State park in São Paulo, Brazil

The Porto Ferreira State Park Parque Estadual Porto Ferreira is a state park in the state of São Paulo, Brazil.

==Location==

The Porto Ferreira State Park is in the municipality of Porto Ferreira, 227 km from the city of São Paulo. It has an area of 611 ha.

==History==

The Porto Ferreira State Reserve as created by decree 40.991 of 6 November 1962. It became the Porto Ferreira State Park by decree 26.891 of 12 March 1987.

==Environment==

The park has about 180 ha of cerrado forest, 400 ha of seasonal semi-deciduous forest and 6 km of riparian forest along the banks of the Mogi-Guaçu River. The cerrado holds 200 species of trees including pau-terra, barbartimão, cinzeiro, capitão-do-campo and pimenta-de-macaco.
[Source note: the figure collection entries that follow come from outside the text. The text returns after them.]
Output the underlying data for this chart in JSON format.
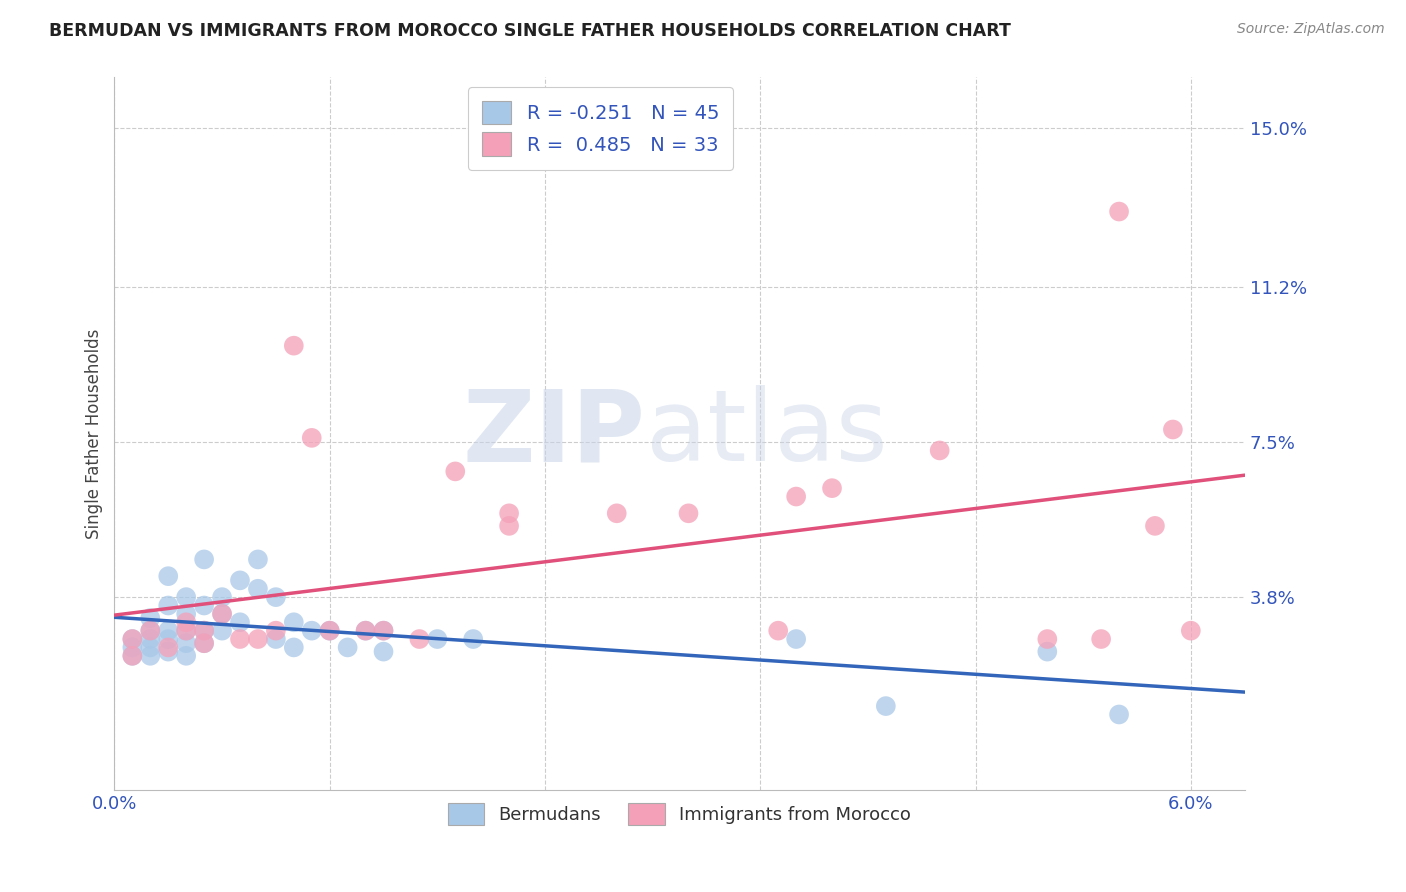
{
  "title": "BERMUDAN VS IMMIGRANTS FROM MOROCCO SINGLE FATHER HOUSEHOLDS CORRELATION CHART",
  "source": "Source: ZipAtlas.com",
  "ylabel_label": "Single Father Households",
  "xlim": [
    0.0,
    0.063
  ],
  "ylim": [
    -0.008,
    0.162
  ],
  "yticks": [
    0.038,
    0.075,
    0.112,
    0.15
  ],
  "ytick_labels": [
    "3.8%",
    "7.5%",
    "11.2%",
    "15.0%"
  ],
  "xticks": [
    0.0,
    0.06
  ],
  "xtick_labels": [
    "0.0%",
    "6.0%"
  ],
  "xticks_minor": [
    0.012,
    0.024,
    0.036,
    0.048
  ],
  "legend_labels": [
    "Bermudans",
    "Immigrants from Morocco"
  ],
  "R_blue": -0.251,
  "N_blue": 45,
  "R_pink": 0.485,
  "N_pink": 33,
  "blue_color": "#a8c8e8",
  "pink_color": "#f4a0b8",
  "blue_line_color": "#3366bb",
  "pink_line_color": "#e0507a",
  "watermark_zip": "ZIP",
  "watermark_atlas": "atlas",
  "blue_x": [
    0.001,
    0.001,
    0.001,
    0.002,
    0.002,
    0.002,
    0.002,
    0.002,
    0.003,
    0.003,
    0.003,
    0.003,
    0.003,
    0.004,
    0.004,
    0.004,
    0.004,
    0.004,
    0.005,
    0.005,
    0.005,
    0.005,
    0.006,
    0.006,
    0.006,
    0.007,
    0.007,
    0.008,
    0.008,
    0.009,
    0.009,
    0.01,
    0.01,
    0.011,
    0.012,
    0.013,
    0.014,
    0.015,
    0.015,
    0.018,
    0.02,
    0.038,
    0.043,
    0.052,
    0.056
  ],
  "blue_y": [
    0.028,
    0.026,
    0.024,
    0.033,
    0.03,
    0.028,
    0.026,
    0.024,
    0.043,
    0.036,
    0.03,
    0.028,
    0.025,
    0.038,
    0.034,
    0.03,
    0.027,
    0.024,
    0.047,
    0.036,
    0.03,
    0.027,
    0.038,
    0.034,
    0.03,
    0.042,
    0.032,
    0.047,
    0.04,
    0.038,
    0.028,
    0.032,
    0.026,
    0.03,
    0.03,
    0.026,
    0.03,
    0.03,
    0.025,
    0.028,
    0.028,
    0.028,
    0.012,
    0.025,
    0.01
  ],
  "pink_x": [
    0.001,
    0.001,
    0.002,
    0.003,
    0.004,
    0.004,
    0.005,
    0.005,
    0.006,
    0.007,
    0.008,
    0.009,
    0.01,
    0.011,
    0.012,
    0.014,
    0.015,
    0.017,
    0.019,
    0.022,
    0.022,
    0.028,
    0.032,
    0.037,
    0.038,
    0.04,
    0.046,
    0.052,
    0.055,
    0.056,
    0.058,
    0.059,
    0.06
  ],
  "pink_y": [
    0.028,
    0.024,
    0.03,
    0.026,
    0.032,
    0.03,
    0.03,
    0.027,
    0.034,
    0.028,
    0.028,
    0.03,
    0.098,
    0.076,
    0.03,
    0.03,
    0.03,
    0.028,
    0.068,
    0.058,
    0.055,
    0.058,
    0.058,
    0.03,
    0.062,
    0.064,
    0.073,
    0.028,
    0.028,
    0.13,
    0.055,
    0.078,
    0.03
  ]
}
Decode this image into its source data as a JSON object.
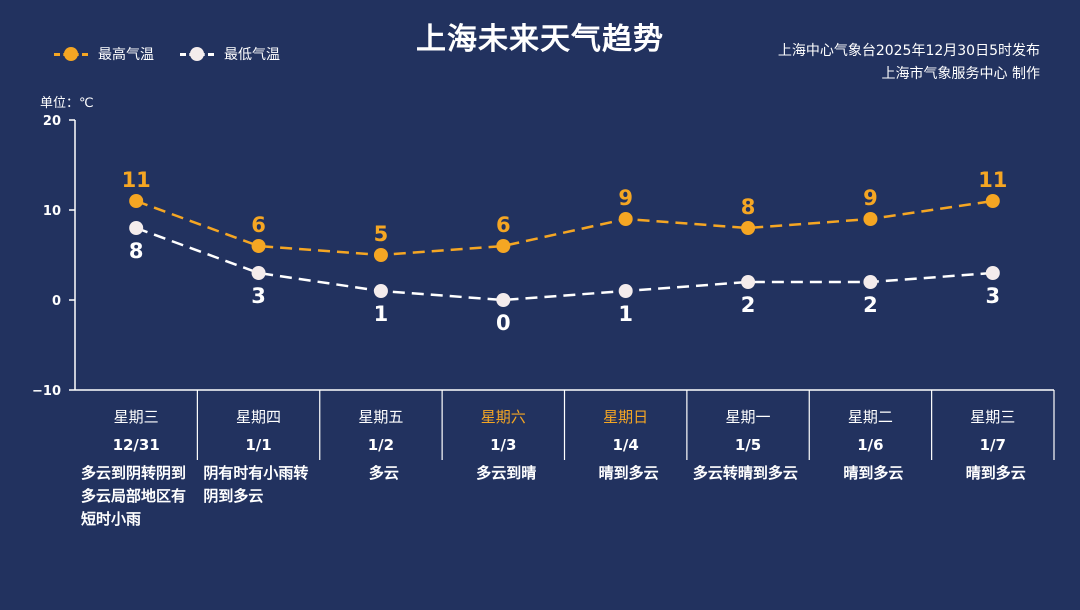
{
  "header": {
    "title": "上海未来天气趋势",
    "source_line1": "上海中心气象台2025年12月30日5时发布",
    "source_line2": "上海市气象服务中心  制作",
    "unit": "单位：℃"
  },
  "colors": {
    "background": "#22325f",
    "high": "#f5a623",
    "low": "#ffffff",
    "low_marker": "#f4ecec"
  },
  "chart_data": {
    "type": "line",
    "ylim": [
      -10,
      20
    ],
    "yticks": [
      20,
      10,
      0,
      -10
    ],
    "grid": false,
    "legend_position": "top-left",
    "categories": [
      "12/31",
      "1/1",
      "1/2",
      "1/3",
      "1/4",
      "1/5",
      "1/6",
      "1/7"
    ],
    "series": [
      {
        "name": "最高气温",
        "values": [
          11,
          6,
          5,
          6,
          9,
          8,
          9,
          11
        ]
      },
      {
        "name": "最低气温",
        "values": [
          8,
          3,
          1,
          0,
          1,
          2,
          2,
          3
        ]
      }
    ]
  },
  "days": [
    {
      "weekday": "星期三",
      "date": "12/31",
      "condition": "多云到阴转阴到多云局部地区有短时小雨",
      "weekend": false
    },
    {
      "weekday": "星期四",
      "date": "1/1",
      "condition": "阴有时有小雨转阴到多云",
      "weekend": false
    },
    {
      "weekday": "星期五",
      "date": "1/2",
      "condition": "多云",
      "weekend": false
    },
    {
      "weekday": "星期六",
      "date": "1/3",
      "condition": "多云到晴",
      "weekend": true
    },
    {
      "weekday": "星期日",
      "date": "1/4",
      "condition": "晴到多云",
      "weekend": true
    },
    {
      "weekday": "星期一",
      "date": "1/5",
      "condition": "多云转晴到多云",
      "weekend": false
    },
    {
      "weekday": "星期二",
      "date": "1/6",
      "condition": "晴到多云",
      "weekend": false
    },
    {
      "weekday": "星期三",
      "date": "1/7",
      "condition": "晴到多云",
      "weekend": false
    }
  ]
}
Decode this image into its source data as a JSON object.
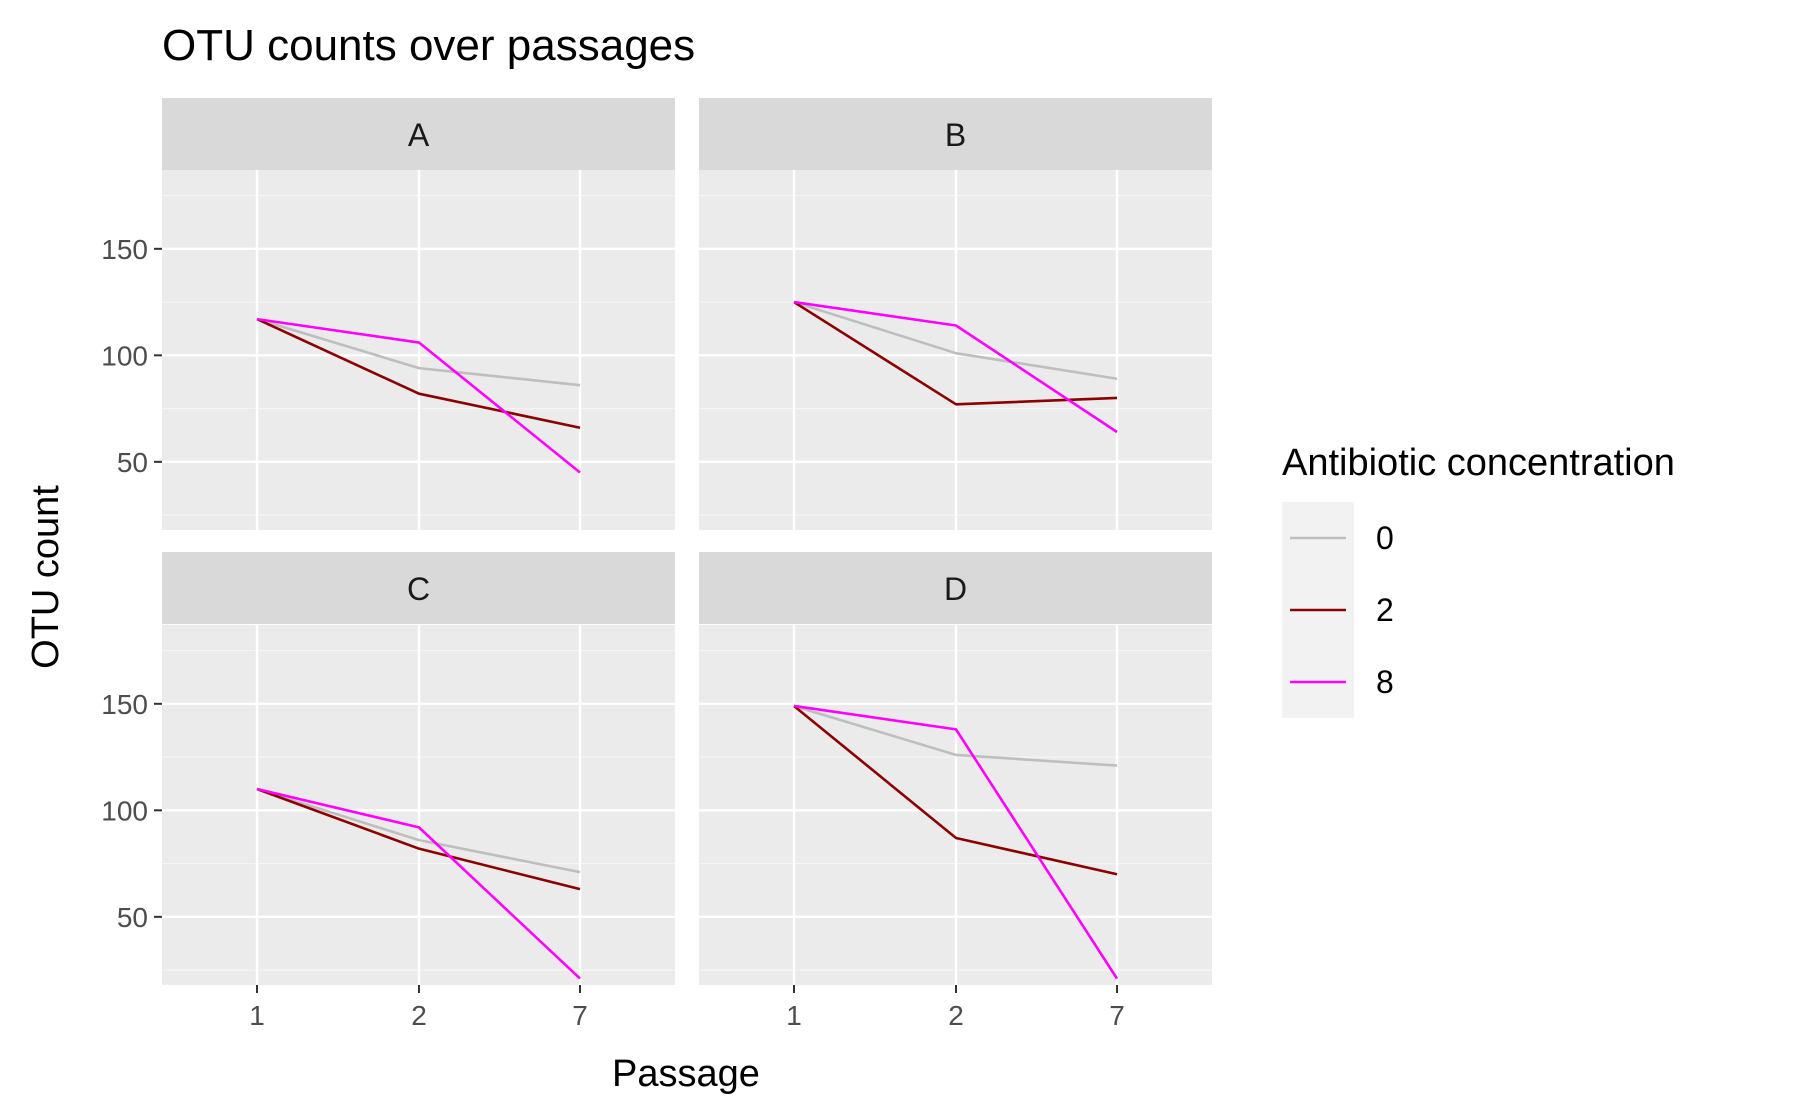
{
  "chart_data": {
    "type": "line",
    "title": "OTU counts over passages",
    "xlabel": "Passage",
    "ylabel": "OTU count",
    "x": [
      "1",
      "2",
      "7"
    ],
    "y_ticks": [
      50,
      100,
      150
    ],
    "ylim": [
      18,
      187
    ],
    "grid": true,
    "legend": {
      "title": "Antibiotic concentration",
      "placement": "right",
      "entries": [
        {
          "label": "0",
          "color": "#BEBEBE"
        },
        {
          "label": "2",
          "color": "#8B0000"
        },
        {
          "label": "8",
          "color": "#FF00FF"
        }
      ]
    },
    "facets": [
      {
        "label": "A",
        "series": [
          {
            "name": "0",
            "values": [
              117,
              94,
              86
            ]
          },
          {
            "name": "2",
            "values": [
              117,
              82,
              66
            ]
          },
          {
            "name": "8",
            "values": [
              117,
              106,
              45
            ]
          }
        ]
      },
      {
        "label": "B",
        "series": [
          {
            "name": "0",
            "values": [
              125,
              101,
              89
            ]
          },
          {
            "name": "2",
            "values": [
              125,
              77,
              80
            ]
          },
          {
            "name": "8",
            "values": [
              125,
              114,
              64
            ]
          }
        ]
      },
      {
        "label": "C",
        "series": [
          {
            "name": "0",
            "values": [
              110,
              86,
              71
            ]
          },
          {
            "name": "2",
            "values": [
              110,
              82,
              63
            ]
          },
          {
            "name": "8",
            "values": [
              110,
              92,
              21
            ]
          }
        ]
      },
      {
        "label": "D",
        "series": [
          {
            "name": "0",
            "values": [
              149,
              126,
              121
            ]
          },
          {
            "name": "2",
            "values": [
              149,
              87,
              70
            ]
          },
          {
            "name": "8",
            "values": [
              149,
              138,
              21
            ]
          }
        ]
      }
    ]
  }
}
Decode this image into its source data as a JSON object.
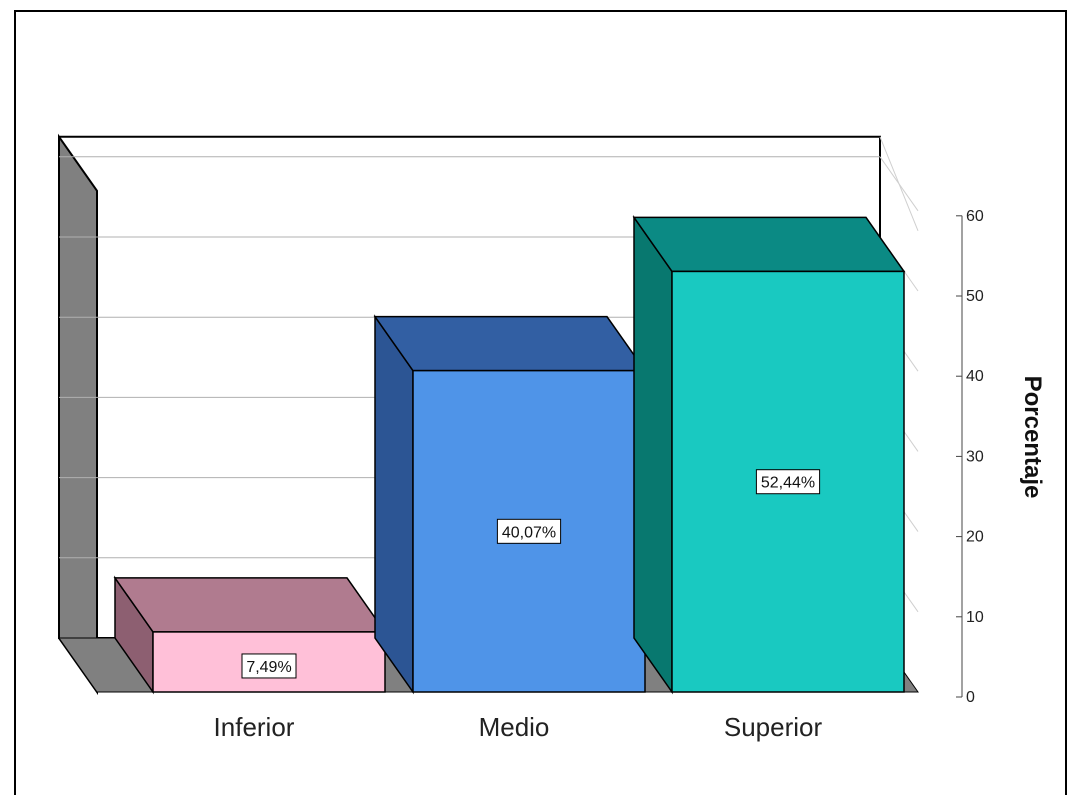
{
  "chart_data": {
    "type": "bar",
    "three_d": true,
    "categories": [
      "Inferior",
      "Medio",
      "Superior"
    ],
    "values": [
      7.49,
      40.07,
      52.44
    ],
    "data_labels": [
      "7,49%",
      "40,07%",
      "52,44%"
    ],
    "ylabel": "Porcentaje",
    "y_axis_side": "right",
    "ylim": [
      0,
      60
    ],
    "yticks": [
      0,
      10,
      20,
      30,
      40,
      50,
      60
    ],
    "grid": true,
    "legend": "none",
    "colors": {
      "bars_front": [
        "#ffc0d8",
        "#4f94e8",
        "#19c9c1"
      ],
      "bars_top": [
        "#b07b8f",
        "#325fa3",
        "#0b8a84"
      ],
      "bars_side": [
        "#8d5f71",
        "#2c5594",
        "#08786f"
      ],
      "walls": "#808080",
      "floor": "#808080",
      "gridline": "#b0b0b0"
    }
  }
}
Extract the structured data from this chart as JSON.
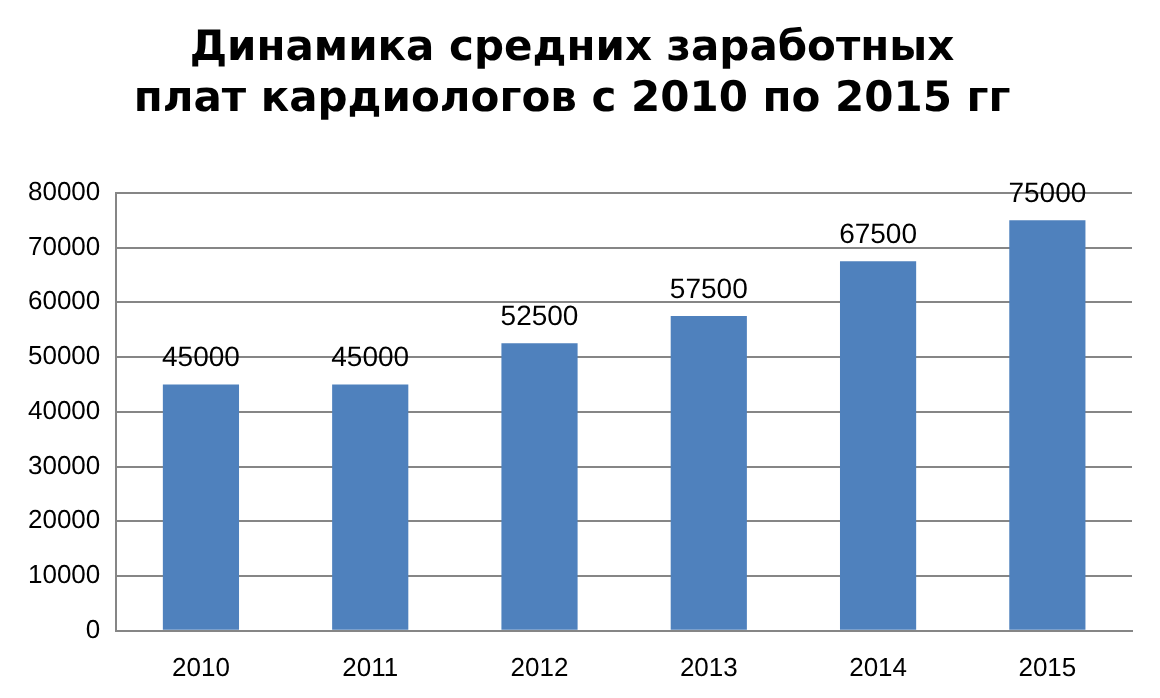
{
  "chart_data": {
    "type": "bar",
    "title": "Динамика средних заработных плат кардиологов с 2010 по 2015 гг",
    "categories": [
      "2010",
      "2011",
      "2012",
      "2013",
      "2014",
      "2015"
    ],
    "values": [
      45000,
      45000,
      52500,
      57500,
      67500,
      75000
    ],
    "color": "#4f81bd",
    "ylim": [
      0,
      80000
    ],
    "yticks": [
      0,
      10000,
      20000,
      30000,
      40000,
      50000,
      60000,
      70000,
      80000
    ],
    "grid": "y",
    "data_labels": true,
    "legend": false
  }
}
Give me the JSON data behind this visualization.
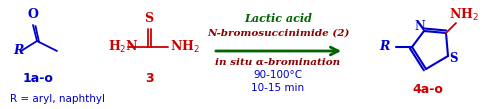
{
  "bg_color": "#ffffff",
  "fig_width": 5.0,
  "fig_height": 1.09,
  "dpi": 100,
  "blue": "#0000cc",
  "red": "#cc0000",
  "green": "#006400",
  "dark_red": "#8b0000",
  "black": "#000000",
  "texts": {
    "label1": "1a-o",
    "label3": "3",
    "label4": "4a-o",
    "r_note": "R = aryl, naphthyl",
    "lactic_acid": "Lactic acid",
    "nbs": "N-bromosuccinimide (2)",
    "in_situ": "in situ α-bromination",
    "temp": "90-100°C",
    "time": "10-15 min"
  }
}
The seasonal semi-deciduous forest includes large species, such as the jequitibá-rosa, figueira, cedro and the peroba.

The forest provides a refuge for species such as the maned wolf (Chrysocyon brachyurus), southern tamandua (Tamandua tetradactyla), lowland paca (Cuniculus paca), titi monkeys, and birds such as undulated tinamou (Crypturellus undulatus) and the turquoise-fronted amazon (Amazona aestiva).